Through an empirically-rich historical investigation into the changing meaning of civil rights, Before the Movement seeks to change the way we think about Black history itself. Weaving together a variety of sources—from state and federal appellate courts to long-forgotten documents found in county courthouse basements, from family interviews to church records—the book tries to reveal how African Americans thought about, talked about, and used the law long before the marches of the 1960s. In a world that denied their constitutional rights, Black people built lives for themselves through common law “rights of everyday use.” Before the Movement recovers a rich vision of Black life―a vision allied with, yet distinct from, the freedom struggle.
About the Speakers
Dylan C. Penningroth is a professor of law and history at the University of California–Berkeley, currently serving as Associate Dean of the Program in Jurisprudence and Social Policy at Berkeley Law. He specializes in African American history and legal history. His first book, The Claims of Kinfolk: African American Property and Community in the Nineteenth-Century South, published by the University of North Carolina Press, won the 2004 Civil War and Reconstruction Book Award from the Organization of American Historians. His articles have appeared in the University of Pennsylvania Law Review, the Journal of American History, and the American Historical Review. Penningroth has held fellowships from the National Endowment for the Humanities, the National Science Foundation, the Stanford Humanities Center, and the MacArthur Foundation.

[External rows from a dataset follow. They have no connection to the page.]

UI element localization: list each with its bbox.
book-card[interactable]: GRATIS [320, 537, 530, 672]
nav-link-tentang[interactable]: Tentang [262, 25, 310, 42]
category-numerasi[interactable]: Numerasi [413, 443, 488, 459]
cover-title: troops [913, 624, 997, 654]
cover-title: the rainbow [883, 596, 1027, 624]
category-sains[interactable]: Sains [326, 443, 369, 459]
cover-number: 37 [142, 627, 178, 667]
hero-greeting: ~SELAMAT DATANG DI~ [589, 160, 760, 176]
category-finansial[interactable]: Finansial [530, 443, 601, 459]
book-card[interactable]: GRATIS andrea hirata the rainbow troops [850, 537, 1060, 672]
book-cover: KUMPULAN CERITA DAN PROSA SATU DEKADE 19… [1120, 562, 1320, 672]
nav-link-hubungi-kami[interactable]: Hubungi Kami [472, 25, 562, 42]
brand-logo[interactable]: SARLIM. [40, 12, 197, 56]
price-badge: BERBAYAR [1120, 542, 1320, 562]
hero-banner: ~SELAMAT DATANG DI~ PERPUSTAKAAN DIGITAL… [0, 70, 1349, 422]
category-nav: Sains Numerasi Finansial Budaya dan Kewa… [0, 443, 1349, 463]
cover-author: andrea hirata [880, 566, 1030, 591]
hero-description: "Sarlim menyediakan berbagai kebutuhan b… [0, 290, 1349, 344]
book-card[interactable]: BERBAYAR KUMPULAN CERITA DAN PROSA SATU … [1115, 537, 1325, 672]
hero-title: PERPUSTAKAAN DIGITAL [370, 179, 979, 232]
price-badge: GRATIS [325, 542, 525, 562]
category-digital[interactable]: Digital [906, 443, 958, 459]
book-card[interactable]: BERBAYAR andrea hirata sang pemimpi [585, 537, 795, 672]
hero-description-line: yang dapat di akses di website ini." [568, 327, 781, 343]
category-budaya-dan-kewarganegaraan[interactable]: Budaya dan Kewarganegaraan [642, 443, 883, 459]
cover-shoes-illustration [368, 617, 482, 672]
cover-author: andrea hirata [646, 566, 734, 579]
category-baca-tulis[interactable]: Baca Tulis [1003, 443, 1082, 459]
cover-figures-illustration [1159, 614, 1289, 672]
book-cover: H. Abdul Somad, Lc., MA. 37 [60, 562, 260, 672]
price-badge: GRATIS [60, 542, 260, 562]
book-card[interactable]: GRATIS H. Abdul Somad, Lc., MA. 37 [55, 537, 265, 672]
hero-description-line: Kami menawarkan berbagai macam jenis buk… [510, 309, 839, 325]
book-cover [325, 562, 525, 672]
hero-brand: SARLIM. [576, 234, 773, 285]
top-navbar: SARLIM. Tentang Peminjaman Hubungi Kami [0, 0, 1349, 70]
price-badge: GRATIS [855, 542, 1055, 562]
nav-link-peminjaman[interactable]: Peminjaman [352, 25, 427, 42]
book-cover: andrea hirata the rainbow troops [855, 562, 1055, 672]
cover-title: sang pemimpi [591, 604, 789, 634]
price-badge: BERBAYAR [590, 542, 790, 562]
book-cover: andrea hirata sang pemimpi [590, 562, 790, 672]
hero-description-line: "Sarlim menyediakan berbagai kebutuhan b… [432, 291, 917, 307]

James T. Campbell is the Edgar E. Robinson Professor of History at Stanford University. He previously taught at Brown, where he chaired the University Steering Committee on Slavery and Justice. His publications include Middle Passages: African American Journeys to Africa, 1787–2005, Slavery and the University: Histories and Legacies, and Mississippi Witness: the Photographs of Florence Mars. He is currently completing a book on the Mississippi Freedom Movement in history and memory. A committed public historian, Campbell has served as an historical consultant for numerous curricular projects, documentary films, and museum exhibitions, including the “Power of Place” exhibit at the Smithsonian Institution’s National Museum of African American History and Culture.